C’est étonnant comme Sándor Marái, qui avait seulement la quarantaine quand il a écrit ce livre, évoque les renoncements et la sagesse de la vieillesse : « dans la solitude, nous apprenons à tout comprendre et à ne plus rien craindre ».

La vérité est nécessaire quand on approche de la mort. « Ce qui a infiniment plus d’importance, c’est que Christine est morte tandis que nous avons continué à vivre » : ainsi ils l’ont trahie tous les deux. « Celui qui survit commet toujours une sorte de trahison ».

Les gens « différents »
Plusieurs notations font allusion à l’origine étrangère de la mère du général (elle était française), son « étrangeté », sa mélancolie : « un jour ou l’autre, nous devons perdre l’être que nous aimons ».

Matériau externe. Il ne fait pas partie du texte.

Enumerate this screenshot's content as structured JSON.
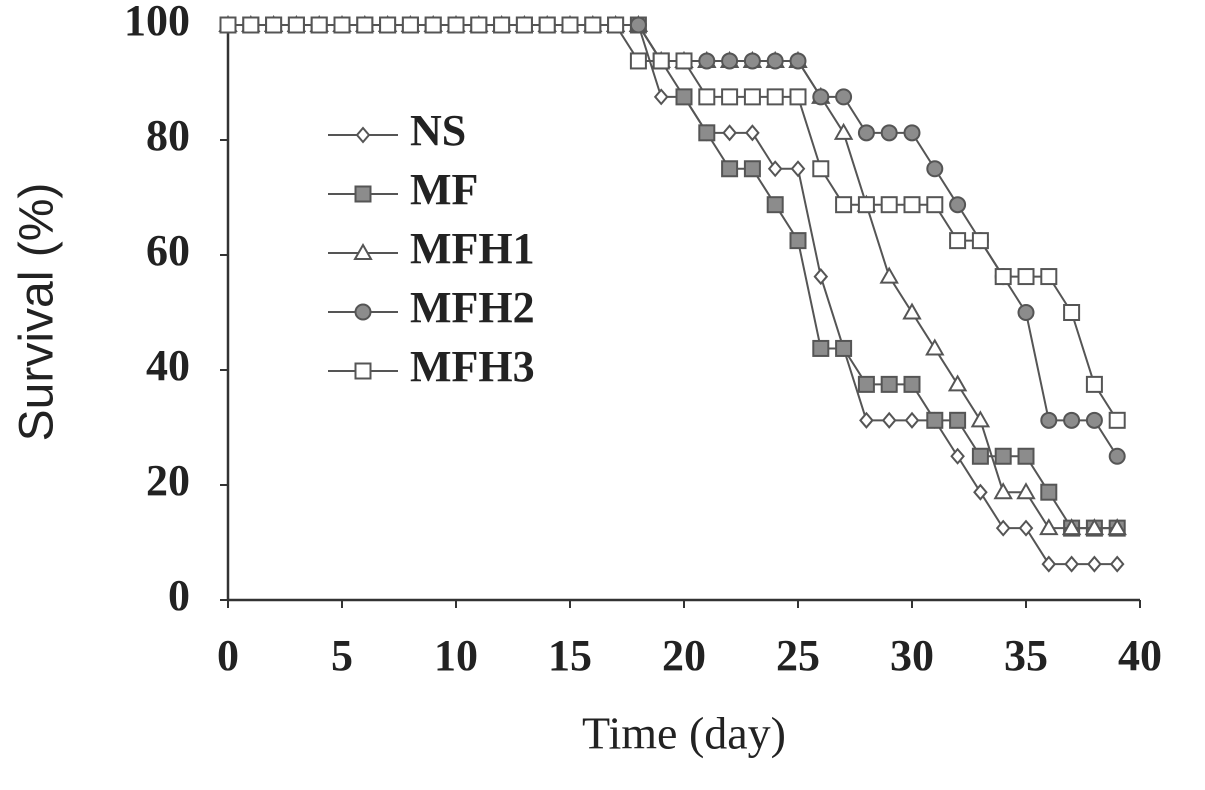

Chez Henri et Conrad, une première fêlure s’est produite dès le temps de la jeunesse : « Au moment de leur départ, ils sentirent clairement que pour la première fois, il était intervenu quelque divergence dans leur vie » et cela parce que « Conrad était ‘différent’ de ses compagnons ».

La définition des gens « de nature différente », c’est ce qui caractérise ceux que nous sommes destinés à aimer, car « c’est qu’en réalité nous aimons toujours ceux qui sont différents de nous ».

Et quelques phrases :
La violence latente - avec la digression sur le voyage à Bagdad, le sacrifice de l’agneau, « la signification secrète et sensuelle du meurtre ».
« Tout ce dont l’amour se compose : le désir, la jalousie et la solitude qui consume « Toute vraie passion est sans espoir ».
Le carnet jaune de Christine, qui contient confidences et fantasmes - « il lui sembla qu’elle aurait pu suivre cet homme aveuglément… » - , et que le général finira par jeter au feu.

Quelle est la nature de l’amour ? A cette éternelle question, Sándor Marái répond encore à travers des échos du passé : « Peut-être la passion ne consiste-t-elle pas à désirer une certaine personne, mais à ressentir, en général, un désir nostalgique ? » Ainsi, pour le général, Christine représentait la réincarnation de l’amour de sa mère, l’étrangère, la femme ‘différente’ (Christine elle-même étant décrite comme ‘un jeune animal’) mais aussi celle de l’amour/amitié idéale qu’il éprouvait pour Conrad dans leur enfance : « L’Éros de l’amitié n’a pas besoin des corps (…) et pourtant il n’en est pas moins un dérivé de l’amour », dit le général. Il n’y a qu’un amour et il se projette successivement sur des personnes différentes.